Wednesday, March 20, 2013

Mastering Reference Data


Master data and reference data are not exactly the same. Understand and manage the difference and you can improve planning, business processes, reporting, and service delivery.
By Robert Rowe, Senior marketing manager for MDM, Software AG
When it comes to master data management (MDM) and reference data management (RDM), there remains disagreement about the distinction between master and reference data. One expert says that reference data is master data (or at least a subset of master data). Another says that reference and master data are two different things.
Listening to these expert discussions can induce a kind of deer-in-the-headlights paralysis among those responsible for enterprise-wide data management. This is problematic because instinctively we know that we have to manage this data regardless of what we call it.
The real difficulty is that we have to manage master and reference data differently, to some degree, and that gives rise to other questions that are hard to answer: If you've deployed tools to manage and master your master data, have you implicitly brought in the tools to also manage and master your reference data?
Let's step back and consider a practical distinction between master data and reference data, one that people who do not spend their lives doing research and analysis on such matters can use to improve operations within their organizations.
Working Definitions
Let's start with master data. What is it? Master data documents and describes the data that is part of your organization's core business processes. It's data whose definitions are defined within your organization and are not necessarily recognized by anyone outside your organization. One set of master data elements might be related to your customers: a customer number, a contact name and address, phone numbers, and shipping addresses, for example. Another set of master data elements might cover your products, and for any given product there may be a set of master data elements that identify component parts, each of which would have a unique part number. Other product attributes that would be mastered include the product description, packaging information, engineering documents, and images.
Reference data is different. In many (if not most) instances, reference data is created and defined externally by a governmental or independent agency or the International Organization for Standardization (ISO). Reference data elements have meaning and significance that is shared among many users, organizations, and companies. A ZIP code, for example, should be viewed as a reference data element. ZIP codes are defined by the postal service, and any organization that sends a package to Reston, Virginia, will use the same ZIP code -- 20190.

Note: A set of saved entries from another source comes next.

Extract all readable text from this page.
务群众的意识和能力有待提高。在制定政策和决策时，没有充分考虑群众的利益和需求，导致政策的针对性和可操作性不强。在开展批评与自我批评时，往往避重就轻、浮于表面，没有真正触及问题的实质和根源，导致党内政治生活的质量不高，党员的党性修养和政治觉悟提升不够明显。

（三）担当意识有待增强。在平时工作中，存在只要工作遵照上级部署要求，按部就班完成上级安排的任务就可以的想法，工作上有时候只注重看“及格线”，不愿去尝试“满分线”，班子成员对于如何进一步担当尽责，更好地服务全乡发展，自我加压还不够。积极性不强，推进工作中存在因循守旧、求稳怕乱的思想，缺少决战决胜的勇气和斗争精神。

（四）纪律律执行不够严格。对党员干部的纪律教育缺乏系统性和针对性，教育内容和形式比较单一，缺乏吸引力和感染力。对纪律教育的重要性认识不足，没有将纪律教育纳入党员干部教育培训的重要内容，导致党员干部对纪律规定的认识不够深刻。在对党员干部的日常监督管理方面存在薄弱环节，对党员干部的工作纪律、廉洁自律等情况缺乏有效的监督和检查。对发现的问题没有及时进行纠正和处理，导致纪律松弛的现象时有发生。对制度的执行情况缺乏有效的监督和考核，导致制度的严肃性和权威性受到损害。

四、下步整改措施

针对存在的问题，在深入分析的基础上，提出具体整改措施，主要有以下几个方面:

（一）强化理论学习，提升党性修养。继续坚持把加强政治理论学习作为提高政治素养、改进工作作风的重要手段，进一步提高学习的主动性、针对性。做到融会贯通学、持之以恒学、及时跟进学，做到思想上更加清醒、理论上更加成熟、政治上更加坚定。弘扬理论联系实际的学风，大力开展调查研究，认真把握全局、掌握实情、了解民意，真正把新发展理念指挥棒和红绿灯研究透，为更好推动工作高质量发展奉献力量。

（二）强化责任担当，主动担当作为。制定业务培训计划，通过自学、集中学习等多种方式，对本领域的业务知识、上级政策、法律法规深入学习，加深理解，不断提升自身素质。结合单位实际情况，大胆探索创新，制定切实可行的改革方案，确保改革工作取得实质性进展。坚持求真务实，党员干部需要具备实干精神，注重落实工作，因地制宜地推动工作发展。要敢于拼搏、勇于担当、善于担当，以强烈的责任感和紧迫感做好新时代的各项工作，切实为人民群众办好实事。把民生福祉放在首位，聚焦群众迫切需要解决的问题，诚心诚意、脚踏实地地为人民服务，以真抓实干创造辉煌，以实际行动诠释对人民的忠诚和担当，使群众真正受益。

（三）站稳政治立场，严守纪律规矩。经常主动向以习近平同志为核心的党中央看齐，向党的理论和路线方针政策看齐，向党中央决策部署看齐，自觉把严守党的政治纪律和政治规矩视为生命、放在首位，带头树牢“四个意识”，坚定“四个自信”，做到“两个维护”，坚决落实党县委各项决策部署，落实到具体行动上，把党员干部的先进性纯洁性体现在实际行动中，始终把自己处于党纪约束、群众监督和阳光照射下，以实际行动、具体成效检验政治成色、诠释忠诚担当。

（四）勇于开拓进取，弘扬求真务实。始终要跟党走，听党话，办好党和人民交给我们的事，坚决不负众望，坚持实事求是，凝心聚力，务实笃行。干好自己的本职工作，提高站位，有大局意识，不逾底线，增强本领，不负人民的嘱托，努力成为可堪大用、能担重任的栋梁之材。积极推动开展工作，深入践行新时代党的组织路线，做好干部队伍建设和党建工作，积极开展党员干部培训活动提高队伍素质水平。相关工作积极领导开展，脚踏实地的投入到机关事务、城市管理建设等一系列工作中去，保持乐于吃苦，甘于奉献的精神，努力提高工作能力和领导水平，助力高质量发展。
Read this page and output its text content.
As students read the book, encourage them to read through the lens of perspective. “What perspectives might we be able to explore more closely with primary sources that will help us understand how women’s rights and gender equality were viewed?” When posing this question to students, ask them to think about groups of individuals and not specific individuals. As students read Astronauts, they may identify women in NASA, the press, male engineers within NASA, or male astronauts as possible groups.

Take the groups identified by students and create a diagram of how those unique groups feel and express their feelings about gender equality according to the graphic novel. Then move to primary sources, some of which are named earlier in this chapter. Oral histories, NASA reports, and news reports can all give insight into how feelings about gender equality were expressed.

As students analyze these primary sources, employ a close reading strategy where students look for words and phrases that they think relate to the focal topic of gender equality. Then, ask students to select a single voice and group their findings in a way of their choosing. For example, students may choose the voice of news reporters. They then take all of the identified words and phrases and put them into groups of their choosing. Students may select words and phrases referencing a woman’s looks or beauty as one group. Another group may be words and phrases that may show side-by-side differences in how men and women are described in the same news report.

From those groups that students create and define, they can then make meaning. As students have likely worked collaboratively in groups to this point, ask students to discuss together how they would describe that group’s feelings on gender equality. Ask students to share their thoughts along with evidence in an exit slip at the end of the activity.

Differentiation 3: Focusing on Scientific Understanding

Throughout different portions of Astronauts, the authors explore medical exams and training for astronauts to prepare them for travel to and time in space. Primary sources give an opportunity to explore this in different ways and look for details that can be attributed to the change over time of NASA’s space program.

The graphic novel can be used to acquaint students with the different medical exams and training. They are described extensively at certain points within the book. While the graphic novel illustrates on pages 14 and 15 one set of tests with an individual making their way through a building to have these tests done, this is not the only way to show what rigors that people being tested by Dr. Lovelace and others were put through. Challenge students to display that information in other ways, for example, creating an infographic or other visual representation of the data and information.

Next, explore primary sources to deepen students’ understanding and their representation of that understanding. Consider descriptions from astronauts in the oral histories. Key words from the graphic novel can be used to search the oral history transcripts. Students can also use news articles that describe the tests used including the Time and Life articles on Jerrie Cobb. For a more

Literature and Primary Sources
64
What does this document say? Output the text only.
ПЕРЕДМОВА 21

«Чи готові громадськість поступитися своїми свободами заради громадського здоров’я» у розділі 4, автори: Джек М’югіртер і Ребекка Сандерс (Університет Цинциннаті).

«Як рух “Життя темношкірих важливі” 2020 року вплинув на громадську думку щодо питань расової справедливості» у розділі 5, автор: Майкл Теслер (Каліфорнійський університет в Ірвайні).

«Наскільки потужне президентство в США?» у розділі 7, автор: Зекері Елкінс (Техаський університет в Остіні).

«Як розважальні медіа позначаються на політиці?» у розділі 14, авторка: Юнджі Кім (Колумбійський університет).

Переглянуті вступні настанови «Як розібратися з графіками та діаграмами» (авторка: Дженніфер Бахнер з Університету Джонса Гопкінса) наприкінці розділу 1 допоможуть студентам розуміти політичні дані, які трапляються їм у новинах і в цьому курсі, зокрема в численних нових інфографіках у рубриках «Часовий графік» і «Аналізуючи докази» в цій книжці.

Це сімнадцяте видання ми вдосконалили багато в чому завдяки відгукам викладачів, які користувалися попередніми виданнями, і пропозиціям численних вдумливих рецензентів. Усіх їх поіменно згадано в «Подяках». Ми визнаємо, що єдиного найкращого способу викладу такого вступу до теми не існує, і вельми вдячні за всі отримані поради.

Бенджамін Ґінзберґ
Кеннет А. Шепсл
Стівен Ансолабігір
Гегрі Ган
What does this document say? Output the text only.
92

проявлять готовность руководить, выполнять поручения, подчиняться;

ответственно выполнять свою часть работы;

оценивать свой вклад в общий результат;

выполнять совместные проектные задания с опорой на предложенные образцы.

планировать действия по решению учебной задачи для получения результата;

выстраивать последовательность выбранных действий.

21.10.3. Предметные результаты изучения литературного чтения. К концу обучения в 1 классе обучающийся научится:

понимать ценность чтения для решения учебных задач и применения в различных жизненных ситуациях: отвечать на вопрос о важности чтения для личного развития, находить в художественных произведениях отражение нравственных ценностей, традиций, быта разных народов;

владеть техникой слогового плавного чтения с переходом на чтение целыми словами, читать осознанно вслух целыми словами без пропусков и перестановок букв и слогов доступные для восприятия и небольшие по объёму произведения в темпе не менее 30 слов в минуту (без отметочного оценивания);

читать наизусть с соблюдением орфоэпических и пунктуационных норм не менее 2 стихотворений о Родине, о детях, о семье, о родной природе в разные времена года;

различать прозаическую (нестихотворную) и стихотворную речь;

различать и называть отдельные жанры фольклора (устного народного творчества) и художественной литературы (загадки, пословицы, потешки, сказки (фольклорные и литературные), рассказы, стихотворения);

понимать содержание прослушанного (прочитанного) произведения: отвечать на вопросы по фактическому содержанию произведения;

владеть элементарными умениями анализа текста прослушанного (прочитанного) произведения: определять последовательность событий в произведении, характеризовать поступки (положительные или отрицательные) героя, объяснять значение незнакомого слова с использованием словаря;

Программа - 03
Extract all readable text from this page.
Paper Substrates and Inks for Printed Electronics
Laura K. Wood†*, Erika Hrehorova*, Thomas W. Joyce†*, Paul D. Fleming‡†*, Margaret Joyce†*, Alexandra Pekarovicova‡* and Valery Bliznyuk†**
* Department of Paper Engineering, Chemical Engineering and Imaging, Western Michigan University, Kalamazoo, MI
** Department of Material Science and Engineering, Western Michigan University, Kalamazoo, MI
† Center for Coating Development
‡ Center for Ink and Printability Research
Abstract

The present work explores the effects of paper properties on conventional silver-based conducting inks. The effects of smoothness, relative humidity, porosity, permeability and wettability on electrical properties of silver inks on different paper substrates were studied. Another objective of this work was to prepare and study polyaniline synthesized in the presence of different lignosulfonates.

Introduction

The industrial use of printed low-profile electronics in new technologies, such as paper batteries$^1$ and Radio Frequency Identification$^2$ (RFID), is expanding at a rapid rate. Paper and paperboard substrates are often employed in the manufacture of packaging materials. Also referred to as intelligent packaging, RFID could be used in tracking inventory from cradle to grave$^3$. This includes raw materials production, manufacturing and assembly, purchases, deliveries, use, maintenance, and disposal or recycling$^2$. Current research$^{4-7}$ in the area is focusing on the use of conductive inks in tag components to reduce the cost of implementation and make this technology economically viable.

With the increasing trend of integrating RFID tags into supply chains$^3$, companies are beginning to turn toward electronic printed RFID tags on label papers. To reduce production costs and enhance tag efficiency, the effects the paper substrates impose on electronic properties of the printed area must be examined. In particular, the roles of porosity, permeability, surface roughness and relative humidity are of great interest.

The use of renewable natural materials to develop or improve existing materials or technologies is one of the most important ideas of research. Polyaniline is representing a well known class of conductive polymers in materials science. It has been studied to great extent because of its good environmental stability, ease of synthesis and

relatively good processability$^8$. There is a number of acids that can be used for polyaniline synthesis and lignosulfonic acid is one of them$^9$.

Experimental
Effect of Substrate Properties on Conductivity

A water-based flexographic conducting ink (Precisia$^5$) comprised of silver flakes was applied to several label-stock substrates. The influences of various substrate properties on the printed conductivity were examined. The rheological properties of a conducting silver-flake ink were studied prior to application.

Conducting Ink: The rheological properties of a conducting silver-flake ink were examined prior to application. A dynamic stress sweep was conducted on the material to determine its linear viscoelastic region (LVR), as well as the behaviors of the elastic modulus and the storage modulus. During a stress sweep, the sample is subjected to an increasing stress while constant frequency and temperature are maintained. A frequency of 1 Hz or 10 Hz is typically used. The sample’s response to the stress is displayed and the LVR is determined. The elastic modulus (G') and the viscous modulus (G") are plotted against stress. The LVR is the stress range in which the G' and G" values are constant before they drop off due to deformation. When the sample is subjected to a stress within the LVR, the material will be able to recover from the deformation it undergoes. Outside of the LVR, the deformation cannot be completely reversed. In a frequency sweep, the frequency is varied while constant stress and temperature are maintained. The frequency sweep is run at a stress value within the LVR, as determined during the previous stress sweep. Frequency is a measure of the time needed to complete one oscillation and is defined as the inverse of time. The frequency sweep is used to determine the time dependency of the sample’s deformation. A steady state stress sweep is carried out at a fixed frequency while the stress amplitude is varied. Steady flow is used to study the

From this one example, you may begin to see a wide range of data elements in use throughout your enterprise that should be viewed as reference data elements: medical procedure and billing codes, time zones, industry codes (SIC and NAIC), airline flight schedules, currency codes, currency exchange rates, and much more. These data elements may be intimately tied to master data, but they are reference data elements and not so frequently changed. We obtain and use them differently, and certain aspects of them are managed differently.
Distinct Management Challenges
There are some similarities in the mastering and management of master and reference data, and there are also differences. For example, both require the application of security and data governance. Only specifically designated people should be authorized to contribute to, change, or delete this data. However, data cleansing operations, such as removing duplications and merging records, is really focused on master data, not reference data, and mainly for customer and product domains. Let's investigate some other differences in managing this data.
Data Creation or Sourcing
Fundamentally, creating or sourcing reference data is easy. Much of it is created and maintained by an external agency, and you can obtain it directly from its source. That's rarely even a manual process today; you can rely on a data feed from the agency that owns the data.
Thus, you could use an ISO exchange rate code in your accounts receivable system, for example, instead of a specific exchange rate. The ISO exchange rate code would always refer to the actual value of the exchange rate prevailing in the market at that moment. By deriving the exchange rate from the ISO exchange rate code, you eliminate the need to enter a new exchange rate every time the rate changes -- but your reference data for exchange rates is always up to date.
The ability to rely on an externally maintained reference data element, however, poses its own challenges. If a new currency is introduced, for example, or if one member of the Eurozone decides to abandon the Euro and return to a sovereign currency, the owning organization will update the exchange rate codes themselves. If you are relying on ISO currency codes and exchange rate codes, you'll need to version the ones in use for auditing purposes and then publish the updates to subscribing systems.
You'll want to be able to master and manage this updated reference data in a carefully planned and coordinated manner. A workflow process is critical, as is an approval process that considers your organization's policies about data governance Should subscribing systems fall out of sync, there is a real danger that the organization will encounter inconsistencies that could affect everything from business planning and purchasing to manufacturing, financial reporting, and auditing.